Robert Trump resides in Dutchess County and President Trump owns a golf course there. Court documents in Dutchess reviewed by The Daily Beast show Trump’s younger brother and his ex-wife Blaine Trump received a $1.5 million mortgage in 1992 from late family patriarch Fred Trump, which was discharged after Fred’s death. The records show the president’s companies—particularly his ill-fated casinos—have repeatedly used Dutchess County courts as a venue for debt-related legal battles.
As The Daily Beast was the first to report, Mary Trump, 55, is expected to “out” herself in the book as the primary source for The New York Times’ Pulitzer Prize-winning Trump tax investigation as well as detail how her uncle and grandfather treated her dad, Fred Trump Jr., as he battled alcoholism.
The book, due out July 28, published by Simon & Schuster, is also set to air disparaging remarks the president’s sister, Maryanne, a former federal court judge, has made about her brother in private about his time in The White House.
The Trumps’ initial effort to silence Mary, like the one just filed, argued that her book—as described in The Daily Beast and various promotional materials—violated a confidentiality clause in the settlement agreement she signed regarding the disposition of Fred Trump Sr.'s estate. But in his decision Thursday, Queens County Surrogate Court Judge Peter Kelly ruled the family was waging the fight in the wrong court.

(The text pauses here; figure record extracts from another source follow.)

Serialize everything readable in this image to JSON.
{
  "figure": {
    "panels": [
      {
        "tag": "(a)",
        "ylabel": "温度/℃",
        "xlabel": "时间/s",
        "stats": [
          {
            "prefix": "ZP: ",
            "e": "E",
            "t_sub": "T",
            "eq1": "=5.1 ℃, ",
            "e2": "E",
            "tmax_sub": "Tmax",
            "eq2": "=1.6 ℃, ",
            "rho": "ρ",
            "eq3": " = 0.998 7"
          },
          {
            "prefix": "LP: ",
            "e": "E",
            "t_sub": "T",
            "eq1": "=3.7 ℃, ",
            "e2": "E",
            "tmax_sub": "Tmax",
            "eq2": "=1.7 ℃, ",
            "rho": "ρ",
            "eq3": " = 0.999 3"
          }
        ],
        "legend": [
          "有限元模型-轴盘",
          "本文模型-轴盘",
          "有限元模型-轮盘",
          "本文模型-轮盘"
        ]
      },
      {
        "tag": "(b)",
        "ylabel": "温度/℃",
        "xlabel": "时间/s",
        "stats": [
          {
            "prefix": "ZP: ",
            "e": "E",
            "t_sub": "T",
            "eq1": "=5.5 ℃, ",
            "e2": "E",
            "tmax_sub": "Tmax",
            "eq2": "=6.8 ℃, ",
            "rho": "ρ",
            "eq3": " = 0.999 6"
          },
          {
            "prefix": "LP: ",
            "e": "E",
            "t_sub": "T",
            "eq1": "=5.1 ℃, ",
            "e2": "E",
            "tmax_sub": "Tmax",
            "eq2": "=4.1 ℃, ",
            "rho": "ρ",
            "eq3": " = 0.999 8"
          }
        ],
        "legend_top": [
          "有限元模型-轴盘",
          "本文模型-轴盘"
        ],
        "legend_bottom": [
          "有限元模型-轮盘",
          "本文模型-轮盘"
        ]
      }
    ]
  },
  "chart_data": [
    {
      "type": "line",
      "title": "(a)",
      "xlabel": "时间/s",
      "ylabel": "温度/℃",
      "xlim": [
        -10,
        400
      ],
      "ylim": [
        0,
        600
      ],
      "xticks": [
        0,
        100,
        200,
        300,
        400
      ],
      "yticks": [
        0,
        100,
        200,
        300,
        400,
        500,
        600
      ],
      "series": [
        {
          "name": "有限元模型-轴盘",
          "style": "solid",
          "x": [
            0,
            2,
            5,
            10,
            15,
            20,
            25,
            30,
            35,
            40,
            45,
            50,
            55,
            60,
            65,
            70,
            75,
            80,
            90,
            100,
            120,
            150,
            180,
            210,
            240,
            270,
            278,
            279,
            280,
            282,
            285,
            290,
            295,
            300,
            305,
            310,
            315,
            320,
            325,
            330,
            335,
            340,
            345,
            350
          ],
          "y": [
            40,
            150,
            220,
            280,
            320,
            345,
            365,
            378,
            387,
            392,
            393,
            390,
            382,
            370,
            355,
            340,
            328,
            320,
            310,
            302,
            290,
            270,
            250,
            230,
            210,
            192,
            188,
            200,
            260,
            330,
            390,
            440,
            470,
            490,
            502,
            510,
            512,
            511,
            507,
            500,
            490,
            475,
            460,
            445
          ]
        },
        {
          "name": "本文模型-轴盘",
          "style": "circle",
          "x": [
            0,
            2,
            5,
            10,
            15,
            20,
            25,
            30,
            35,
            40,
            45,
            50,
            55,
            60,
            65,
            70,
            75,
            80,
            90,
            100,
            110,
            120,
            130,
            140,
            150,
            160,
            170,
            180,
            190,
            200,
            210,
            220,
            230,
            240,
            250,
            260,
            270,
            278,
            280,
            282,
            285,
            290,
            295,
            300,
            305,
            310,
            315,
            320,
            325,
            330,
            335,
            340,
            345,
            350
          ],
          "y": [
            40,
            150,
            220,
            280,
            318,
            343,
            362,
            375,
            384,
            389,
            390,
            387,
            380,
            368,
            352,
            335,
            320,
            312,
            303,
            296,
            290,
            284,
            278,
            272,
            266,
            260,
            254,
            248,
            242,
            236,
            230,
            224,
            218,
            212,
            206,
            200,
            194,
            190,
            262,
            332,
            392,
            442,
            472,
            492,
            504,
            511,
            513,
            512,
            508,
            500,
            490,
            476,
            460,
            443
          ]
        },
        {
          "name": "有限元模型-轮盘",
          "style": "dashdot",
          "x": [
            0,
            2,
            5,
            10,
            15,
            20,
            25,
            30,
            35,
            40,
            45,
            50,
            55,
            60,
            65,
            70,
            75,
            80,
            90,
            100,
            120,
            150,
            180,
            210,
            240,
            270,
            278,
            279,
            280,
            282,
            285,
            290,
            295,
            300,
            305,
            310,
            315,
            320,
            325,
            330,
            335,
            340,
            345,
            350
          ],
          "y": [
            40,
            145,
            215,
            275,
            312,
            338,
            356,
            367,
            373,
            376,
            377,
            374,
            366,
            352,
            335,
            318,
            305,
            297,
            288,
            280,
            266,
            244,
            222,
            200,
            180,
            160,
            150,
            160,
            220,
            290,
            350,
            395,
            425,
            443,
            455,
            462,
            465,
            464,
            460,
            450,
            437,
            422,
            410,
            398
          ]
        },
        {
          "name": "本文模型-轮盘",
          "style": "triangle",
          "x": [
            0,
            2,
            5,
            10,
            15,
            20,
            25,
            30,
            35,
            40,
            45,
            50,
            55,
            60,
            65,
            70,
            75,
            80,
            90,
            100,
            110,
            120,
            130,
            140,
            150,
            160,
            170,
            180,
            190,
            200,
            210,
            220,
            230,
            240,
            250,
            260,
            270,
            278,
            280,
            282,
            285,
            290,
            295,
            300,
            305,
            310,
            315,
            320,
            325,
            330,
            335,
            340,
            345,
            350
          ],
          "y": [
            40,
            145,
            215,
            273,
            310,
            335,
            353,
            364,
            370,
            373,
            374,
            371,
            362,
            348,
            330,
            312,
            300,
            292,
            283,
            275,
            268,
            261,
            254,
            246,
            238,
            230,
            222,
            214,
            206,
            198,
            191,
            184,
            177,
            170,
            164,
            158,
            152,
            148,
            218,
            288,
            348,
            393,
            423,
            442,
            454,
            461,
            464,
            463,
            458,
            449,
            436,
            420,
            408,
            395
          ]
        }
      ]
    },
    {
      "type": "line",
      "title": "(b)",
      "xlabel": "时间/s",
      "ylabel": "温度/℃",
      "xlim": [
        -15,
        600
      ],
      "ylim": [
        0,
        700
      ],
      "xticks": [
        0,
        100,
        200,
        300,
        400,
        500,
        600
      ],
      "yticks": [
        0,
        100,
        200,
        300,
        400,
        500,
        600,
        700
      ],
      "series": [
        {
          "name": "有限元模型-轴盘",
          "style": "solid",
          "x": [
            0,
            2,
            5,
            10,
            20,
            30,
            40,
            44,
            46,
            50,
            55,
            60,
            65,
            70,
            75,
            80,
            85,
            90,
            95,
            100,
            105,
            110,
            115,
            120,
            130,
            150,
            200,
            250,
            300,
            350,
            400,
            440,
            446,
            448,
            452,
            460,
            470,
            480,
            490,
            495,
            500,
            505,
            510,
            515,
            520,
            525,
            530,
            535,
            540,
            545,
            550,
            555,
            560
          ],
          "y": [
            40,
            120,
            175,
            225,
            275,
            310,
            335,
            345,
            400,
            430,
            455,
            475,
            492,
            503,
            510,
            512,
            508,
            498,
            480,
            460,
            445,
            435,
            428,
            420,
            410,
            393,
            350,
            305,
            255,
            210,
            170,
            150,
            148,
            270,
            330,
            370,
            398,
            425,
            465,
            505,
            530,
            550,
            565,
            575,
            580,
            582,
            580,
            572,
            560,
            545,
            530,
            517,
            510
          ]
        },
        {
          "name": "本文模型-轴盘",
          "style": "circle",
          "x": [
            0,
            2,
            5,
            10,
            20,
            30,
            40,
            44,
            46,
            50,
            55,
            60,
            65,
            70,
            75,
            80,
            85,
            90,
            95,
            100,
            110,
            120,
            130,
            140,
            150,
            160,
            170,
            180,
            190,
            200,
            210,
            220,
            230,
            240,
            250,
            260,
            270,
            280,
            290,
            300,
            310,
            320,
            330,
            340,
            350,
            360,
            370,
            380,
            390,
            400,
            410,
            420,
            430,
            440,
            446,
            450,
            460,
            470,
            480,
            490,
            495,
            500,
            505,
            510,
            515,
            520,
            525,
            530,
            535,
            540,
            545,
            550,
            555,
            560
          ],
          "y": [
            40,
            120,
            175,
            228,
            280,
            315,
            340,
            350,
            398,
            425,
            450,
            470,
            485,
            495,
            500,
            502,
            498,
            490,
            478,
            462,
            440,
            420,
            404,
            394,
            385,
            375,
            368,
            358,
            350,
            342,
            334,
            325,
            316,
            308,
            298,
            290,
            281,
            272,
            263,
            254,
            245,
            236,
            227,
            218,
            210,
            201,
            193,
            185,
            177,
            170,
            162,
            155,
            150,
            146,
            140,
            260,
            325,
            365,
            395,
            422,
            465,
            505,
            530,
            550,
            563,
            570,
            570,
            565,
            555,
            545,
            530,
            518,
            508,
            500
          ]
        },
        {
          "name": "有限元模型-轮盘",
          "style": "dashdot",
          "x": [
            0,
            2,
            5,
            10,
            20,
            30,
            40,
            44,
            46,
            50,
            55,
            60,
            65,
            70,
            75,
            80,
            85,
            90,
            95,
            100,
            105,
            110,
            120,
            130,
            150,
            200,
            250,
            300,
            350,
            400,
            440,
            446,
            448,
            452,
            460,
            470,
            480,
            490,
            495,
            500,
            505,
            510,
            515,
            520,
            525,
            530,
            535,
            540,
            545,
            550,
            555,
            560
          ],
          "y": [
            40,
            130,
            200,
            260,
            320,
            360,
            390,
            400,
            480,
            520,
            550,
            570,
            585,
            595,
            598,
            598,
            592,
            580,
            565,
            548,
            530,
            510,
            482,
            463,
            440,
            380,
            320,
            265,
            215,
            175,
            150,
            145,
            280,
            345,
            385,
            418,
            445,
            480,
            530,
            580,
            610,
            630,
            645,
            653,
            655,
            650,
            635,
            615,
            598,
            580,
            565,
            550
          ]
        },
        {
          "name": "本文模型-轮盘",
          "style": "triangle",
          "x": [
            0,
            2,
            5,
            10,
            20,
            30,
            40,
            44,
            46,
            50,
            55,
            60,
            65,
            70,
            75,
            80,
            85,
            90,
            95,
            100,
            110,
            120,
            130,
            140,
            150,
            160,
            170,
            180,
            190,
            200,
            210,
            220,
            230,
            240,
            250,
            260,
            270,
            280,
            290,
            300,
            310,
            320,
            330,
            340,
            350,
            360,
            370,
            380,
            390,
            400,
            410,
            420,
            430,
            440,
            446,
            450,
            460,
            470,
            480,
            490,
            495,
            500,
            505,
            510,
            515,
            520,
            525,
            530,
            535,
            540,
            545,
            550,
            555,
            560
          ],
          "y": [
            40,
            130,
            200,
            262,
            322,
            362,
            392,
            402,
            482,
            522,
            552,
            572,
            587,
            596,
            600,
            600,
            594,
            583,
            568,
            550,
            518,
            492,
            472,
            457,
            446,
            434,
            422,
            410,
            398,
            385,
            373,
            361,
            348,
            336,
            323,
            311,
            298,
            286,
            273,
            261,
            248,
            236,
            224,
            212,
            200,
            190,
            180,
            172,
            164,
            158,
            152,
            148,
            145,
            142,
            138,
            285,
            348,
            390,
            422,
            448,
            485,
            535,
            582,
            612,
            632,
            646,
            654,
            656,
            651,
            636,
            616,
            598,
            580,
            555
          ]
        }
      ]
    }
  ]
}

“Under the scenario presented, it cannot be successfully argued this dispute affects the administration of the decedent's estate," Kelly wrote. “The irrefutable conclusion is, regardless of the outcome of this matter, the administration of this estate will not be impacted one iota.”
“Accordingly, the matter is dismissed,” he ruled.
Robert Trump’s new filing in Dutchess County presents Kelly’s decision as its Exhibit A.
In an interview with the website Axios published on Sunday, President Trump said his niece was “not allowed to write a book.”
"You know, when we settled with her and her brother, who I do have a good relationship with—she's got a brother, Fred, who I do have a good relationship with, but when we settled, she has a total... signed a nondisclosure.”